Play to Your Strengths: How Partnerships Drive AI Data Quality
In the AI world it is no secret that the quality of the data used to train models is critical. Not just any data will do—AI systems need high-quality, precisely labeled human data. There is an adage in the AI industry “garbage in, garbage out” that keenly depicts the need for high quality data . As AI becomes more integrated into our daily lives, the importance of ensuring that the data feeding these systems is top-notch cannot be overstated.
Take the Google AI Helper crisis for example – Google used Reddit data to create search engine summaries which led to somewhat hilarious results, but in some cases this data could pose a true safety issue. But the problem is, once poor data is fed into a model, it can be difficult or impossible to “untrain” the model – you may end up damaging it beyond repair.
So how do you ensure that your AI is learning from the very best data?
Stringent Quality Control: Human data labeling is a meticulous process that demands attention to detail. Implementing multiple layers of quality checks—combining both automated tools and human reviewers—helps ensure that each piece of data is labeled accurately and consistently.
Mission-Driven Workforce: The people behind the data labeling process are crucial. They need to be empowered, well-trained, and fully bought into the mission. It’s essential for labelers to deeply understand the end goal of the data they’re working with. When the workforce is aligned with the bigger picture, they’re more likely to produce data that truly meets the needs of the AI models being developed.
Balancing Scale and Precision: As AI projects grow, the need for more labeled data increases. It’s important to work with a partner who can scale operations while maintaining the same high level of precision.

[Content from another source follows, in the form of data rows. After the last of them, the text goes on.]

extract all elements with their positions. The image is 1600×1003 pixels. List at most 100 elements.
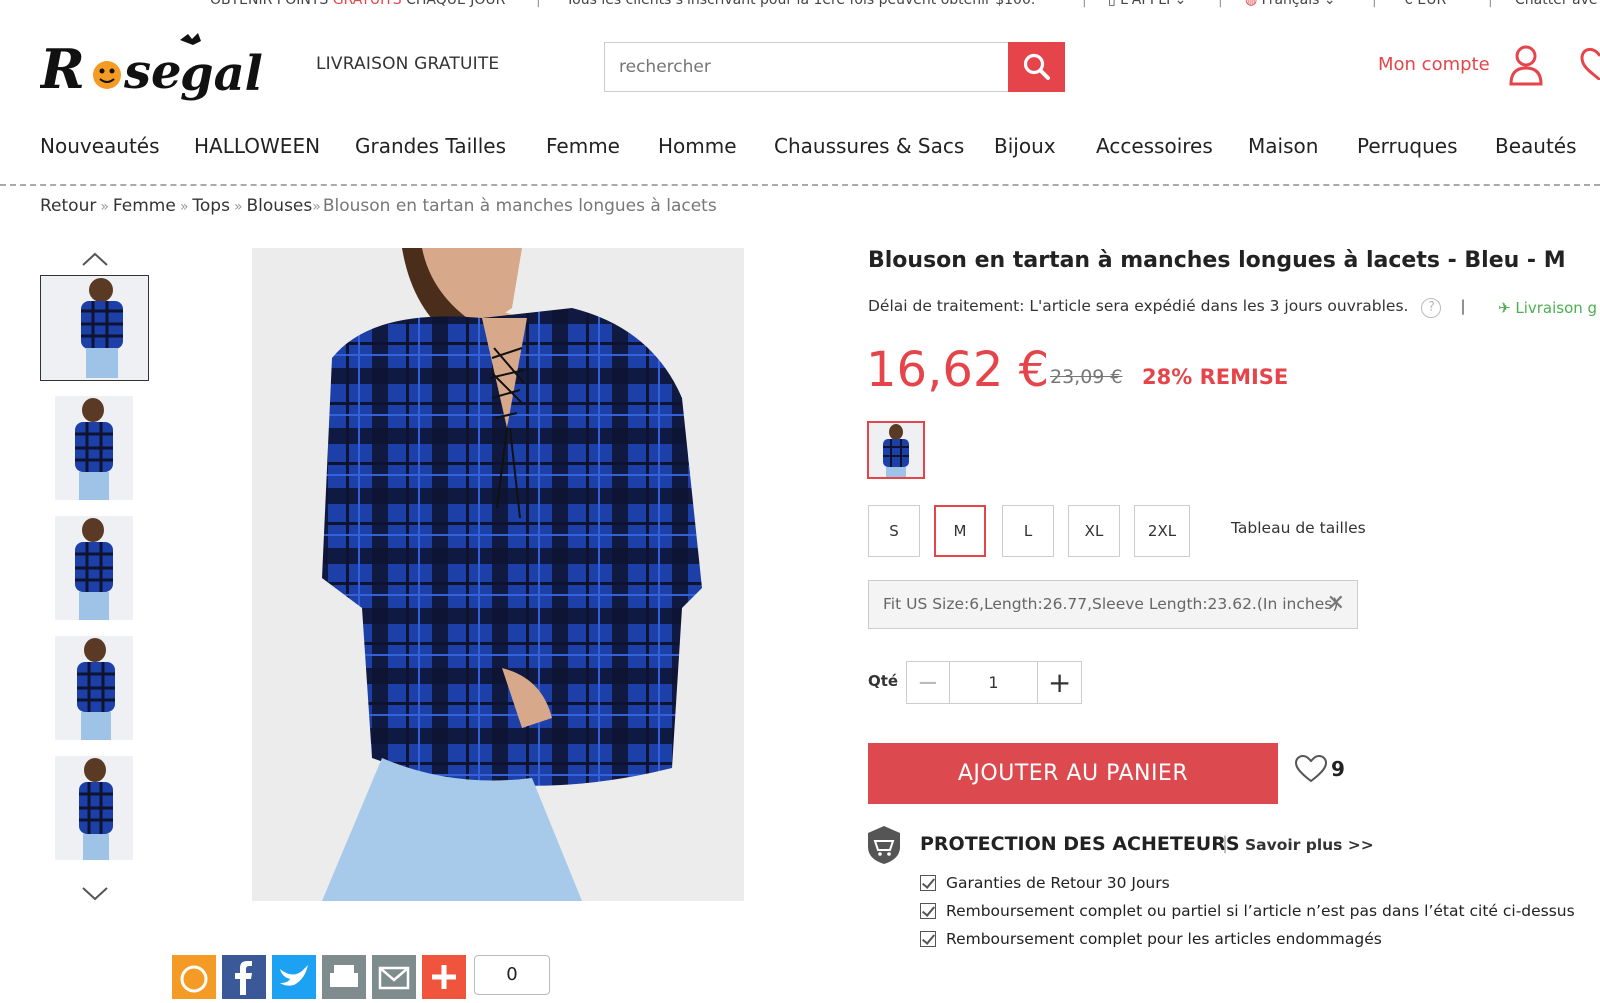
size-option-xl[interactable]: XL (1068, 505, 1120, 557)
product-title: Blouson en tartan à manches longues à la… (868, 248, 1566, 273)
processing-time: Délai de traitement: L'article sera expé… (868, 297, 1466, 318)
breadcrumb-sep: » (179, 199, 189, 215)
user-icon[interactable] (1508, 44, 1544, 86)
plane-icon: ✈ (1498, 299, 1511, 317)
divider: | (536, 0, 541, 8)
email-share-button[interactable] (372, 955, 416, 999)
divider: | (1460, 297, 1466, 315)
wishlist-button[interactable]: 9 (1295, 755, 1345, 783)
divider: | (1222, 833, 1229, 854)
size-option-2xl[interactable]: 2XL (1134, 505, 1190, 557)
chevron-up-icon[interactable] (80, 250, 110, 268)
discount-badge: 28% REMISE (1142, 365, 1289, 389)
thumbnail-5[interactable] (55, 756, 133, 860)
shield-cart-icon (868, 826, 900, 864)
learn-more-link[interactable]: Savoir plus >> (1245, 836, 1374, 854)
thumbnail-3[interactable] (55, 516, 133, 620)
nav-divider (0, 184, 1600, 186)
thumbnail-2[interactable] (55, 396, 133, 500)
svg-text:R: R (40, 37, 85, 101)
nav-item-men[interactable]: Homme (658, 134, 737, 158)
size-option-s[interactable]: S (868, 505, 920, 557)
guarantee-text: Garanties de Retour 30 Jours (946, 874, 1170, 892)
points-free: GRATUITS (332, 0, 402, 8)
size-option-m[interactable]: M (934, 505, 986, 557)
quantity-decrease-button[interactable]: − (907, 662, 950, 703)
processing-time-text: Délai de traitement: L'article sera expé… (868, 297, 1409, 315)
nav-item-beauty[interactable]: Beautés (1495, 134, 1577, 158)
breadcrumb-blouses[interactable]: Blouses (247, 196, 313, 216)
app-link[interactable]: ▯ L'APPLI ⌄ (1108, 0, 1186, 8)
daily-points-link[interactable]: OBTENIR POINTS GRATUITS CHAQUE JOUR (210, 0, 505, 8)
guarantee-text: Remboursement complet ou partiel si l’ar… (946, 902, 1575, 920)
main-product-image[interactable] (252, 248, 744, 901)
search-box (604, 42, 1064, 92)
twitter-icon (280, 965, 308, 986)
nav-item-shoes-bags[interactable]: Chaussures & Sacs (774, 134, 964, 158)
search-button[interactable] (1008, 42, 1065, 92)
breadcrumb-back[interactable]: Retour (40, 196, 96, 216)
free-shipping-label: LIVRAISON GRATUITE (316, 54, 500, 74)
breadcrumb: Retour» Femme» Tops» Blouses» Blouson en tar… (40, 196, 717, 216)
print-button[interactable] (322, 955, 366, 999)
nav-item-home[interactable]: Maison (1248, 134, 1318, 158)
logo[interactable]: R se gal (38, 28, 285, 112)
nav-item-accessories[interactable]: Accessoires (1096, 134, 1213, 158)
breadcrumb-current: Blouson en tartan à manches longues à la… (322, 196, 717, 216)
app-label: L'APPLI (1120, 0, 1171, 8)
mail-icon (378, 966, 410, 990)
currency-select[interactable]: € EUR (1404, 0, 1446, 8)
more-share-button[interactable] (422, 955, 466, 999)
breadcrumb-tops[interactable]: Tops (192, 196, 230, 216)
promo-text[interactable]: Tous les clients s'inscrivant pour la 1è… (566, 0, 1035, 8)
breadcrumb-sep: » (100, 199, 109, 215)
nav-item-new[interactable]: Nouveautés (40, 134, 160, 158)
thumbnail-4[interactable] (55, 636, 133, 740)
nav-item-wigs[interactable]: Perruques (1357, 134, 1458, 158)
add-to-cart-button[interactable]: AJOUTER AU PANIER (868, 743, 1278, 804)
quantity-input[interactable]: 1 (950, 662, 1039, 703)
points-share-button[interactable] (172, 955, 216, 999)
nav-item-halloween[interactable]: HALLOWEEN (194, 134, 320, 158)
buyer-protection-title: PROTECTION DES ACHETEURS (920, 833, 1240, 855)
heart-icon (1295, 755, 1327, 783)
fit-info-box: Fit US Size:6,Length:26.77,Sleeve Length… (868, 580, 1358, 629)
guarantee-item: Remboursement complet pour les articles … (920, 930, 1382, 948)
size-chart-link[interactable]: Tableau de tailles (1231, 519, 1366, 537)
close-icon[interactable]: ✕ (1327, 591, 1345, 616)
quantity-increase-button[interactable]: + (1038, 662, 1081, 703)
chevron-down-icon[interactable] (80, 885, 110, 903)
language-select[interactable]: ◍ Français ⌄ (1245, 0, 1336, 8)
shipping-info[interactable]: ✈ Livraison g (1498, 299, 1597, 317)
quantity-label: Qté (868, 672, 899, 690)
svg-text:se: se (123, 44, 182, 100)
top-bar: OBTENIR POINTS GRATUITS CHAQUE JOUR | To… (0, 0, 1600, 10)
color-swatch-blue[interactable] (867, 421, 925, 479)
breadcrumb-women[interactable]: Femme (113, 196, 176, 216)
guarantee-item: Garanties de Retour 30 Jours (920, 874, 1170, 892)
nav-item-jewelry[interactable]: Bijoux (994, 134, 1056, 158)
nav-item-women[interactable]: Femme (546, 134, 620, 158)
checkbox-icon (920, 903, 936, 919)
guarantee-text: Remboursement complet pour les articles … (946, 930, 1382, 948)
breadcrumb-sep: » (312, 199, 321, 215)
checkbox-icon (920, 875, 936, 891)
current-price: 16,62 € (866, 342, 1050, 398)
points-prefix: OBTENIR POINTS (210, 0, 333, 8)
guarantee-item: Remboursement complet ou partiel si l’ar… (920, 902, 1575, 920)
share-count: 0 (474, 955, 550, 995)
search-input[interactable] (605, 43, 1064, 91)
chat-link[interactable]: Chatter ave (1515, 0, 1598, 8)
thumbnail-1[interactable] (40, 275, 149, 381)
my-account-link[interactable]: Mon compte (1378, 54, 1490, 75)
svg-text:gal: gal (180, 46, 263, 102)
divider: | (1082, 0, 1087, 8)
size-option-l[interactable]: L (1002, 505, 1054, 557)
nav-item-plus-size[interactable]: Grandes Tailles (355, 134, 506, 158)
facebook-share-button[interactable] (222, 955, 266, 999)
twitter-share-button[interactable] (272, 955, 316, 999)
main-nav: Nouveautés HALLOWEEN Grandes Tailles Fem… (0, 130, 1600, 170)
help-icon[interactable]: ? (1421, 298, 1442, 318)
points-suffix: CHAQUE JOUR (401, 0, 506, 8)
heart-icon[interactable] (1572, 46, 1600, 80)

This is where specialized partners with operational expertise come into play.
This is all easier said than done. AI companies have teams of researchers and engineers working in the background to improve AI models. Program Managers and Engineers at AI companies can have daunting workloads.
Why a Specialized Partner Makes All the Difference
You may think that because data quality is of utmost importance, it’d be a poor choice to outsource it. However, collaborating with a partner who specializes in data labeling and operational management allows AI companies to focus on what they do best—developing cutting-edge technology. Meanwhile, the partner ensures that the data labeling process is handled efficiently and with the utmost care. Here’s why this approach works:
Operational Mastery: A specialized partner has honed their processes over years of managing large-scale projects, ensuring that every step of the data labeling process is optimized for accuracy and efficiency.
Protecting Program Manager Bandwidth: Working with an expert partner can lead to significant savings in PM bandwidth, and ultimately reduce costs in hiring a managerial team for a data labeling workforce. Training human capital is a large time investment, and a strategic partner allows AI companies to allocate resources where they matter most—innovation and development.
Access to Skilled Talent: A well-connected partner has access to a global network of skilled workers, ensuring that your data labeling team is always capable, well-trained, and ready to meet the demands of your project.
For AI companies striving to develop models that are both innovative and reliable, partnering with the right specialized expert for human data is an excellent strategic choice.